Not to give away any spoilers, but we’re a week away from Valentine’s Day and true to form, February 14 falls smack in the middle of the cold and flu season. No kissing, please, unless your idea of true love is sharing a runny nose.
On the other hand, I hold that the couple that sneezes together stays together. I mean, you can be “God blessing” each other back and forth till death do you part, so to speak, and the two of you will be keeping each other from getting The Plague to boot. That time-honored “God bless you,” followed by “thank you” custom started in the 6th century by Pope Gregory, who encouraged the requesting of this divine intervention since sneezing was often the first sign that somebody was coming down with The Plague.
When it comes down to it, from what I’ve gathered over the years, sneezing, if done discreetly, is socially allowable, whereas the blowing of one’s nose can be downright messy and can be risky besides – if performed in public like in restaurants or during the Pledge of Allegiance. Maybe that’s why you never see people on TV talk shows blow their noses. It should be performed with the utmost discretion, mainly because much too often, the blow you think will be modest and somewhat under control will come out something akin to the honking of a sandhill crane and make the person across the room jump. But when you gotta do it, you gotta do it, unless you’re a six-year-old boy and take care of business on your mucus-slicked shirt sleeve.
To paraphrase Neil Young, “Love is a nose, but you better not pick it.”
But I digress.
The whole Valentine’s Day thing goes back centuries but really took off after 1847 with the introduction by Esther Howland of Valentine’s Day greeting cards. Ever since then, it has become one of the most confusing, nay tricky, times of the year for married guys. I say “married” specifically because it ranks up there as one of three critical days on any husband’s calendar; the other two in the wedded bliss triad are, of course, the wedding anniversary and her birthday.
Single men can keep the romance going with something reasonably affordable; perfume, flowers or anything chocolate (even if it is the first day of Lent), and don’t forget the actual card as well as a plethora of memes and emojis. Plan carefully because V-Day cometh, and you never know what your Valentine may like.
But wouldn’t you know it, there is a flip side to this lovey-dovey stuff; a cathartic anti-Valentine for those who hold grudges after a breakup.
I was reading about a fundraiser sponsored by the San Antonio Zoo that is offering the heartbroken a chance to “exterminate’’ their past relationship by naming a cockroach after their chosen ex. For just $10 you can give them permission to stomp on your named cucaracha. If that’s a little too barbaric, I’m wondering if you can stipulate the more humane execution by nitrogen.

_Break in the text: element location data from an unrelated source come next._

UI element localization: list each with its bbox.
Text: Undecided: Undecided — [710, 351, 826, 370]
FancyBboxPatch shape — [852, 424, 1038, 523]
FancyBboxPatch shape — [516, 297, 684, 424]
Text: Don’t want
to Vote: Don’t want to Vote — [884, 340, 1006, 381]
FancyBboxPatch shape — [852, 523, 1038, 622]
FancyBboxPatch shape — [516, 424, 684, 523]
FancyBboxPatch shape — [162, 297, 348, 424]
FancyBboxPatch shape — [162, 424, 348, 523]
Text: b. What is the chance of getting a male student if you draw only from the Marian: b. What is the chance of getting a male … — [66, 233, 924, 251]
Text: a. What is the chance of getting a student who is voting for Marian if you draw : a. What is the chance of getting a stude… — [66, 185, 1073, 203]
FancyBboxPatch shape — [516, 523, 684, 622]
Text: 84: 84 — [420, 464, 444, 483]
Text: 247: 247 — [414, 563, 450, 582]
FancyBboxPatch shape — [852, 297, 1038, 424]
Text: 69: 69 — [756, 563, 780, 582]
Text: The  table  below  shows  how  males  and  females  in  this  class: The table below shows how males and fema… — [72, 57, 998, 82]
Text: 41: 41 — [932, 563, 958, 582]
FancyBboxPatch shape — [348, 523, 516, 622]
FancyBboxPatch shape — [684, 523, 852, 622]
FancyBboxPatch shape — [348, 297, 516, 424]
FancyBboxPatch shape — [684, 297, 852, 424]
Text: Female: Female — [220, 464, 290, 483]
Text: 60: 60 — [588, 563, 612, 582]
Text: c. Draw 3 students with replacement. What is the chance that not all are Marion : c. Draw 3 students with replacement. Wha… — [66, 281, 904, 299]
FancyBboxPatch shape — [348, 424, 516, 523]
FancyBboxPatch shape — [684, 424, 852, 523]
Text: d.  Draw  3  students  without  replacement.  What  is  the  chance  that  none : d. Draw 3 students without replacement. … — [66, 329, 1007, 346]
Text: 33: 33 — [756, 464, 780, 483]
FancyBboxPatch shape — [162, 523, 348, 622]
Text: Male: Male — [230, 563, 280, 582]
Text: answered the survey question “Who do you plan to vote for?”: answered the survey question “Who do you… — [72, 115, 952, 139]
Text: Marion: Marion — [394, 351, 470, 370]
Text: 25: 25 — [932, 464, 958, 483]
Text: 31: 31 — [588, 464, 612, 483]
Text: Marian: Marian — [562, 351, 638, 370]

You can also choose a veggie or a rat that will be fed to the zoo animals if that makes you feel better.
Otherwise, you can skip the pity party and just send the ten bucks to the Albuquerque Zoo.
More traditionally, I’ve always heard dinner and dancing is a good way to commemorate Valentine’s Day, but as far as that went, I was never much of a dancer. I once tried to master the Texas Two-Step but got mixed up with the step-step and step-close-step. And don’t get me started on my line-dancing kerfluffle.
By the way, today is the 114th anniversary of that league of future extraordinary gentlemen, the Boy Scouts of America. I don’t know if you have experienced scouting, but if you once sported that blue and yellow neckerchief, you’re in good company: Martin Luther King Jr., John F. Kennedy, Jim Morrison, Paul McCartney, Harrison Ford, Steven Spielberg, Jimmy Buffet, and the lead singer of Imagine Dragons. Oh, and yours truly.
My Boy Scout Handbook said, “A Scout is trustworthy, loyal, helpful, friendly, courteous, kind, obedient, cheerful, thrifty, brave, clean, and reverent.” Basically, all things that make up a decent human being, although as a Boy Scout, I have to admit to having a problem with the “obedient” part. My mother could’ve attested to that.
I couldn’t say for sure if being in Scouting through my teen years helped me, but I faithfully read Boy’s Life Magazine from cover to cover every month and did learn how to start a decent fire on camping trips. Unfortunately, I didn’t rise much above the Tenderfoot level since there was no merit badge for shooting pool, so there was that.
Boy Scouts don’t have cookies, but they do sell popcorn and sometimes fertilizer.